Mozilla introduced Voice data sets Common voice , including examples of pronunciation of about 200 thousand people. Data published as a public treasure ( cc0 ). The proposed sets can be used in machine learning systems to build models of recognition and synthesis of speech.
Compared to the last update, the volume of speech material in the collection increased by 10% – from 18.2 to 20.2 thousand hours of speech. The number of supported languages increased from 87 to 93. For 27 languages, more than 100 hours of speech data were accumulated, and for 9 more than 500 hours of speech data. For 9 languages, it was also possible to achieve a share of female speech, which is at least 45%.
More than 81 thousand people who dictated 2953 hours of speech took part in the preparation of materials in English (there were 79 thousand participants and 2886 hours). A set for the Belarusian language covers 6326 participants and 1054 hours of speech material (there were 6160 participants and 987 hours), the Russian language – 2585 participants and 201 hours (it was 2452 participants and 193 hours), Uzbek – 1503 participants and 231 hours (there were 1355 participants and 227 hours), Ukrainian language – 696 participants and 79 hours (there were 684 participants and 76 hours).

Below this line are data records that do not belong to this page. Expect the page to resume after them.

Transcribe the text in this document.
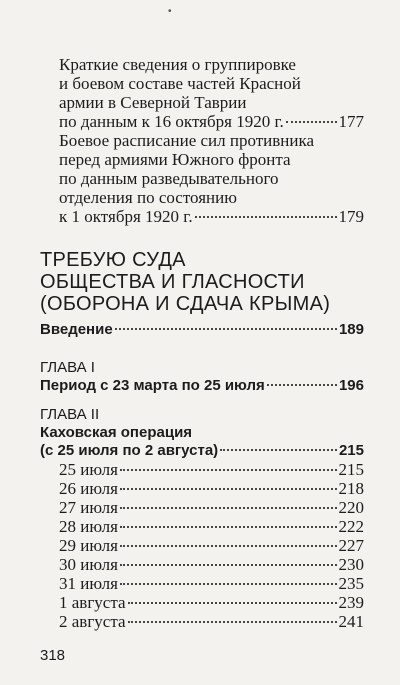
•
Краткие сведения о группировке
и боевом составе частей Красной
армии в Северной Таврии
по данным к 16 октября 1920 г.	177
Боевое расписание сил противника
перед армиями Южного фронта
по данным разведывательного
отделения по состоянию
к 1 октября 1920 г.	179
ТРЕБУЮ СУДА
ОБЩЕСТВА И ГЛАСНОСТИ
(ОБОРОНА И СДАЧА КРЫМА)
Введение	189
ГЛАВА I
Период с 23 марта по 25 июля	196
ГЛАВА II
Каховская операция
(с 25 июля по 2 августа)	215
25 июля	215
26 июля	218
27 июля	220
28 июля	222
29 июля	227
30 июля	230
31 июля	235
1 августа	239
2 августа	241
318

Recall that the Common Voice project is aimed at organizing joint work to accumulate the base of voice templates, taking into account the whole variety of votes and manners of speech. Users are invited to voice phrases displayed on the screen or evaluate the quality of data added by other users. The accumulated database with records of various pronunciations of typical phrases of human speech without restrictions can be used in machine learning systems and in research projects.
According to the author of the library of the recognition of the alleged speech vosk the disadvantages of the Common Voice set are one-sidedness of the voice material (the predominance of male people 20-30 years old, and the lack of material with the voice of women, children and the elderly), the lack of variability of the dictionary (repetition of the same phrases) and the distribution of records in the distortion format mp3.